Final Destination 5 (Movie Review)
Now that Jigsaw has retired his creepy tricycle riding doll and both Jason and Freddy have returned to only middling success, it is high time that a new horror franchise swoops in to fill the void. As it turns out, that horror franchise may have been with us all along. With "Final Destination 5" the fine people at New Line Cinema have somehow managed to quietly -- in relative terms -- sneak a fourth sequel of the 2000 surprise hit "Final Destination" into theaters. Sneaked seems the appropriate term as it doesn't quite feel like anyone in particular was clamoring for this movie. Then again, the previous film, "The Final Destination," did just over $60 million in the US, but more than $120 million overseas, so perhaps the lack of clamor was more a function of distance than of volume.
In any event, "Final Destination 5" drops us right back into that reassuringly familiar territory. Thanks to a timely premonition, a gaggle of young folks survives a horrific bridge collapse while on their way to an office team-building retreat. Death -- that looming, disembodied, ever-present ghoul that hangs over the "Destination" films like, well, like death -- is not pleased by this. Nick D'Agosto's Sam, happy to be alive, now must watch friends and co-workers succumb to increasingly more improbable and graphic demises.
Under first time helmer, Steve Quale, "Final Destination 5" strives to circle the wagons back to the series's roots. Not only are we back in the same unnamed location as the first film, but Tony Todd returns for the first time since the second film to reprise his role as the coroner who explains how this whole "death thing" works. The film feels similar in scale here as well, foregoing the over-the-top elaborate deaths of the third film for sequences that at least try to rely more on visual tension than they do on sheer giddy mouse-trap stylistics. That is not to say that Quale and company don't toy with the audience: the same blacker than black jokes find potential pitfalls introduced only to have death's scythe arrive some unforeseen way. In particular, an early death at a gymnastics practice involves so many fake-outs and false starts that by the time the hammer finally drops, the laughs are as much from relief as they are from appreciation of a set-piece skillfully constructed.
As with many horror series, "5" refers back to its predecessors both narratively -- as with Todd's appearance -- and visually. The case here though is far more overt and specific in its celebration and reverence. The film's opening credits roll over a montage of 3D-ified cinematic references to kills from previous films, and once all is said and done, the end credits similarly roll with a highlight reel, pulled perhaps straight from YouTube, though with the added flourish of some gore flying every which way, including straight out of the screen.
Yes, that was straight out of the screen, because "Destination 5" is indeed available in 3D. And why not, really?
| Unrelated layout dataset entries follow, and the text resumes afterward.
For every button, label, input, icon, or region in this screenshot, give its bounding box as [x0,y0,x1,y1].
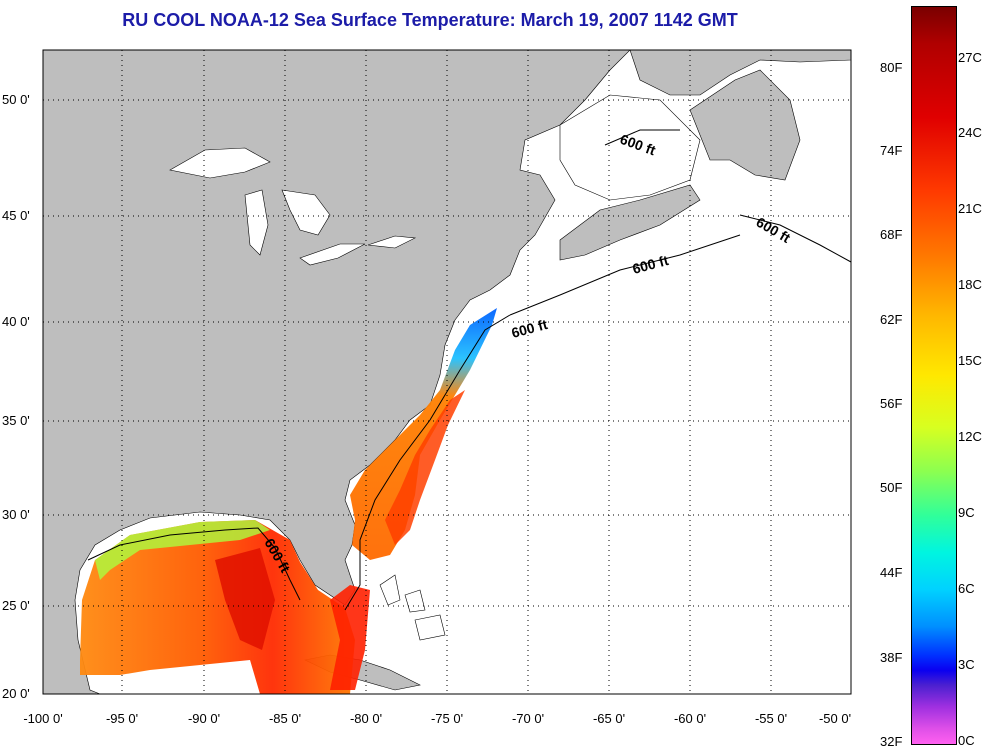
colorbar-label-9c: 9C [958,505,975,520]
lon-tick-85: -85 0' [269,711,301,726]
sst-gulf-stream-east [385,390,465,545]
sst-map: 600 ft 600 ft 600 ft 600 ft 600 ft 50 0'… [2,49,852,726]
colorbar-label-32f: 32F [880,734,903,749]
lat-tick-45: 45 0' [2,208,30,223]
lat-tick-35: 35 0' [2,413,30,428]
colorbar-label-44f: 44F [880,565,903,580]
sst-gulf-of-mexico [80,520,355,694]
lake-michigan [244,189,269,256]
bahamas-islands [379,574,446,641]
lon-tick-50: -50 0' [819,711,851,726]
colorbar-label-27c: 27C [958,50,982,65]
land-labrador [629,50,851,96]
colorbar-label-38f: 38F [880,650,903,665]
lon-tick-80: -80 0' [350,711,382,726]
colorbar-label-80f: 80F [880,60,903,75]
colorbar-label-12c: 12C [958,429,982,444]
sst-loop-current [215,548,275,650]
lon-tick-55: -55 0' [755,711,787,726]
lake-huron [281,189,331,236]
lon-tick-65: -65 0' [593,711,625,726]
lat-tick-30: 30 0' [2,507,30,522]
colorbar-label-68f: 68F [880,227,903,242]
colorbar-label-56f: 56F [880,396,903,411]
land-newfoundland [689,69,801,181]
lat-tick-40: 40 0' [2,314,30,329]
colorbar-label-18c: 18C [958,277,982,292]
lon-tick-90: -90 0' [188,711,220,726]
lat-tick-25: 25 0' [2,598,30,613]
colorbar-label-3c: 3C [958,657,975,672]
lake-ontario [367,235,417,249]
lon-tick-100: -100 0' [23,711,62,726]
sst-gulf-stream-florida [330,585,370,690]
colorbar-label-50f: 50F [880,480,903,495]
land-maritimes [559,184,701,261]
colorbar-label-24c: 24C [958,125,982,140]
lon-tick-95: -95 0' [106,711,138,726]
isobath-600ft [87,129,851,611]
map-frame [42,49,852,695]
colorbar-label-0c: 0C [958,733,975,748]
colorbar-label-62f: 62F [880,312,903,327]
lon-tick-75: -75 0' [431,711,463,726]
lat-tick-20: 20 0' [2,686,30,701]
land-north-america [43,50,631,694]
lake-superior [169,147,271,179]
colorbar-label-21c: 21C [958,201,982,216]
gulf-st-lawrence [559,94,701,201]
colorbar-label-15c: 15C [958,353,982,368]
lon-tick-70: -70 0' [512,711,544,726]
temperature-colorbar [911,6,957,745]
colorbar-label-74f: 74F [880,143,903,158]
colorbar-label-6c: 6C [958,581,975,596]
lon-tick-60: -60 0' [674,711,706,726]
sst-northern-gulf-shelf [95,520,270,580]
lake-erie [299,243,366,266]
lat-tick-50: 50 0' [2,92,30,107]
map-title: RU COOL NOAA-12 Sea Surface Temperature:… [122,10,738,30]
sst-east-coast [350,308,497,560]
At their heart these films are no more than delivery mechanisms for amusement-park level thrills. The inanity of and explanation for any one death is so beyond meaningless that the only way the film allows itself to be enjoyed is on the purely visceral level of -- "Did you see that!?" Taking the films into the 3rd dimension, as was the case with "The Final Destination" then is a no-brainer. If a dizzying set piece of death appeals on a flat screen, just imagine the joy of that same set piece with some added squirt flying through the fourth wall. To his credit, Quale doesn't try to do too much with the 3D, and instead focuses on using the effect mostly for punctuation of already ridiculous scenes -- as when a man's head is crushed by a Buddha statue and squirts viscera all over the camera's lens.
Having made it through the trials of four earlier films, the "Final Destination" series has now nearly transcended critique. There's just no way that anyone wandering into "5" could possibly be confused about what they might be seeing. Certainly, if they had any aspirations of true cinematic quality they would be disappointed, but that seems about as likely as Tony Todd turning down a paycheck to "act" his way through 20 minutes of some grade-F, direct-to-DVD horror fare. With those pretensions disposed of however, it seems equally unlikely that any "Destination" fans will be sorely disappointed in "5." In fact, there is even a shred of cleverness which makes itself known near the film's ultimate conclusion, and will bring added gratification to long time "Destination" supporters. All the better too, because despite its rollicking opening and some solid deaths "5" runs out of steam at the end. Instead of a massive conclusion with swirling blades and loose wires, death's final flourish arrives in a more intimate setting. This doesn't necessarily kill the tension, but it does shrink the scope to a degree. Of course, now that we've arrived back full-circle, New Line may be looking to build death's mystique anew as they grow their latest horror series.